I have had bettas for several years now and have never had a problem (except one of them got constipated) but I just got a new betta and his bubble nests are orange. I thought at first it may have been a problem with the water, but I've changed his tank 3 times and each time he makes a nest it has orange bubbles. I've googled TONS of different things trying to find out what's wrong but can't seem to find anything. There is nothing visibly wrong with him, he swims and eats fine. Any ideas as to what might be wrong?


----------



## fishman12 (Sep 1, 2010)

Maybe it is just the lighting...


----------



## Emmie54 (Sep 19, 2010)

It's definitely not the lighting.
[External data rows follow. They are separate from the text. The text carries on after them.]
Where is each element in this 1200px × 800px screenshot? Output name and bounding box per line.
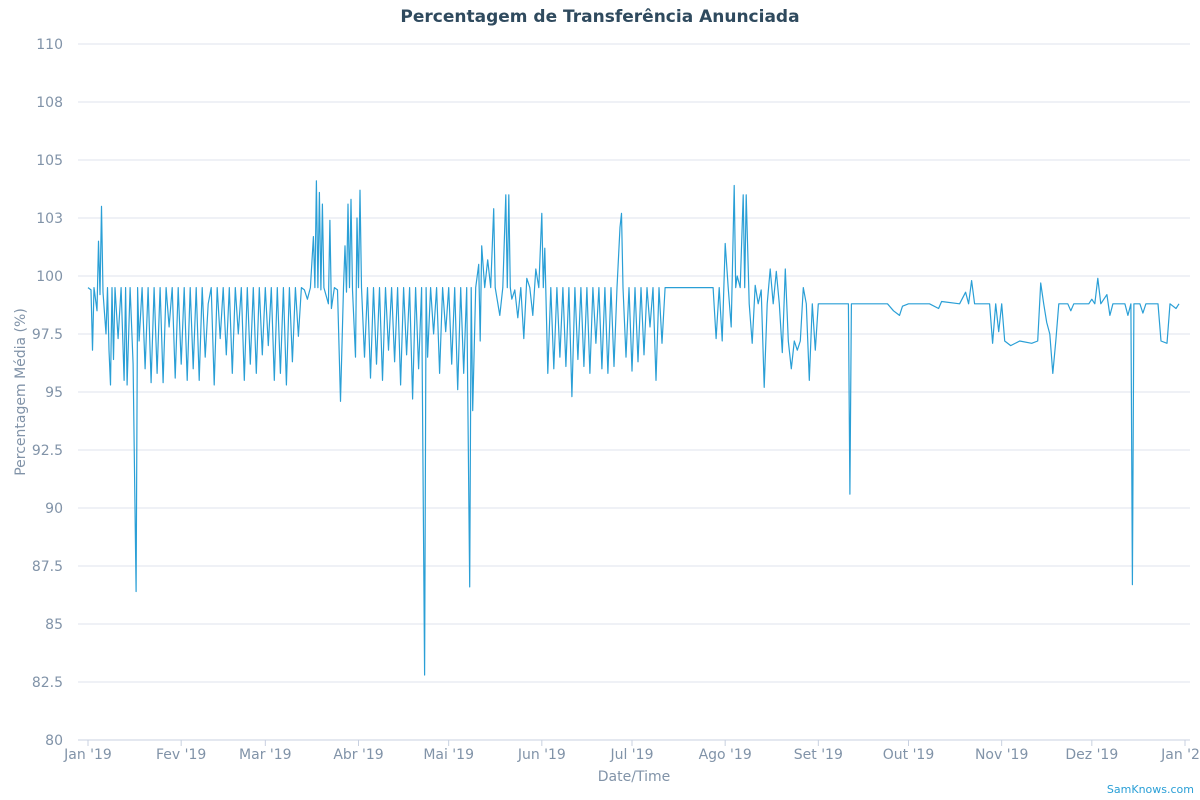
y-tick-label: 103	[36, 211, 63, 227]
x-tick-label: Nov '19	[975, 747, 1028, 763]
x-axis-ticks: Jan '19 Fev '19 Mar '19 Abr '19 Mai '19 Jun '…	[63, 740, 1200, 763]
y-tick-label: 87.5	[32, 559, 63, 575]
y-tick-label: 100	[36, 269, 63, 285]
y-tick-label: 95	[45, 385, 63, 401]
x-tick-label: Abr '19	[333, 747, 383, 763]
x-axis-title: Date/Time	[598, 769, 670, 785]
x-tick-label: Ago '19	[699, 747, 752, 763]
y-tick-label: 110	[36, 37, 63, 53]
x-tick-label: Jan '20	[1160, 747, 1200, 763]
y-tick-label: 105	[36, 153, 63, 169]
gridlines	[78, 43, 1190, 683]
chart-title: Percentagem de Transferência Anunciada	[400, 7, 800, 27]
x-tick-label: Set '19	[794, 747, 843, 763]
x-tick-label: Out '19	[883, 747, 935, 763]
x-tick-label: Jul '19	[609, 747, 653, 763]
y-axis-ticks: 80 82.5 85 87.5 90 92.5 95 97.5 100 103 105 108 110	[32, 37, 63, 749]
x-tick-label: Dez '19	[1065, 747, 1118, 763]
x-tick-label: Mai '19	[423, 747, 474, 763]
credit-link[interactable]: SamKnows.com	[1106, 783, 1194, 796]
y-axis-title: Percentagem Média (%)	[13, 308, 29, 476]
y-tick-label: 80	[45, 733, 63, 749]
y-tick-label: 82.5	[32, 675, 63, 691]
y-tick-label: 85	[45, 617, 63, 633]
series-line	[87, 180, 1180, 676]
y-tick-label: 92.5	[32, 443, 63, 459]
y-tick-label: 97.5	[32, 327, 63, 343]
y-tick-label: 108	[36, 95, 63, 111]
x-tick-label: Fev '19	[156, 747, 206, 763]
x-tick-label: Mar '19	[239, 747, 292, 763]
x-tick-label: Jun '19	[517, 747, 566, 763]
y-tick-label: 90	[45, 501, 63, 517]
x-tick-label: Jan '19	[63, 747, 112, 763]
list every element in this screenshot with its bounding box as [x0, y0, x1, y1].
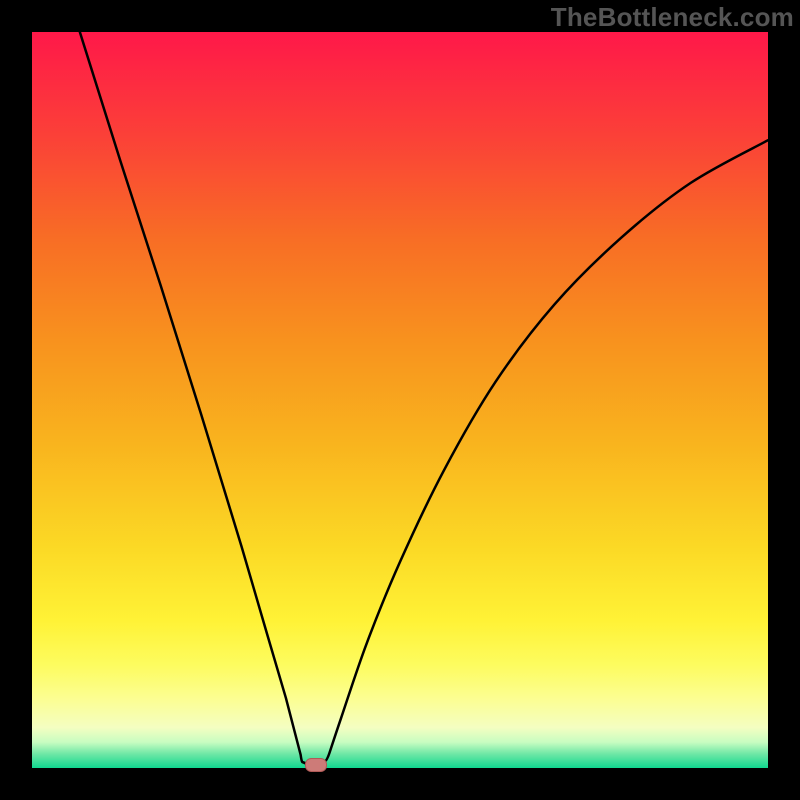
watermark-text: TheBottleneck.com: [551, 0, 800, 33]
plot-background: [32, 32, 768, 768]
optimal-point-marker: [305, 758, 327, 773]
image-frame: TheBottleneck.com: [0, 0, 800, 800]
bottleneck-chart: [0, 0, 800, 800]
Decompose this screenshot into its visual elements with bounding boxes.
He is in the same room as several other bettas (I have about nine at the moment, not including the babies) and it's bright orange. I've never seen anything like this before


----------



## Posaune (Sep 17, 2010)

I don't know, the bubbles is just air isn't it? I don't know how the orange color could be from the fish itself.


----------



## Learn To Fly (May 15, 2010)

Could you post a picture of it? That's really weird.


----------



## Emmie54 (Sep 19, 2010)

The male betta coats the bubbles with saliva which is why they don't just pop once they reach the surface. So far no one can explain to me why his bubbles are yellow and orange.
I would post a picture but I'm not sure how :/


----------



## Posaune (Sep 17, 2010)

Upload the picture to something like photobucket, then post the imag link into the reply and it should post the picture.


----------



## DragonFish (Mar 31, 2009)

That is really, REALLY strange  Wow....may it has something to do with his saliva..? Hmm...did you get him from a breeder or a petstore? Perhaps ask what they were feeding him...?
Yeah, I'd definitely like to see a pic....lol, I'm really curious, I've never heard of something like this before.


----------



## bloo97 (Mar 6, 2010)

Bettas have saliva? Who knew! Well, I guess you do...

Anywho...Yes. A pic please!


----------



## metalbetta (May 17, 2010)

I just link my pictures from facebook usually. Weird though...


----------



## Ajones108 (Jul 7, 2010)

You could take a picture, upload it to www.tinypic.com and then link us to the image that way.  I find photobucket slow.


----------



## Emmie54 (Sep 19, 2010)

Here are the links to those pictures. I got him from a petstore out of pity. lol whenever I see them in there in those tiny little bowls I heart breaks. He was too pretty to just let him sit there and rot! He'll never be a breeder because he's too old but I couldn't leave him there! lol
These pictures don't do the colour justice, it is much more vivid in real life. (I've also changed the water about 6 times so It's not near as orange as it was.

http://i1025.photobucket.com/albums/y315/Emmie541/DSC01653.jpg
http://i1025.photobucket.com/albums/y315/Emmie541/DSC01652.jpg


----------



## metalbetta (May 17, 2010)

It doesn't look like the bubbles themselves are orange, but there's some gunky stuff in there that might be causing the color. What are you feeding him?


----------



## DragonFish (Mar 31, 2009)

Ahh, I see now....yeah, I agree with MB, looks like there's a bit of gunk in there. He may have some sort of problem with whatever organ is used to produce the saliva that helps hold bubblenests together....? I'm not sure....thats really odd...


----------



## metalbetta (May 17, 2010)

Or he could be throwing up? That was my first thought.


----------



## dipsydoodlenoodle (Mar 3, 2010)

I agree it looks like dust or power from somewhere. 

He looks a pretty boy


----------



## Emmie54 (Sep 19, 2010)

the stuff that looks like gunk are popped bubbles, when he first makes them you can tell that the bubbles are yellow. I just feed him regular betta food from the petstore. It's the same stuff I feed the rest of my bettas, although I was thinking of feeding him some blood worms. He's really pretty


----------



## metalbetta (May 17, 2010)

Looks like my Winston. Dals are the best. 

Really odd... You could try a different brand with him and see if that changes anything?


----------



## Emmie54 (Sep 19, 2010)

I'll probably do that. It's so odd though because no websites or anything explain anything like this lol. Every time he makes one the bubbles are yellow and orange. so strange. lol Thanks for the help everyone


----------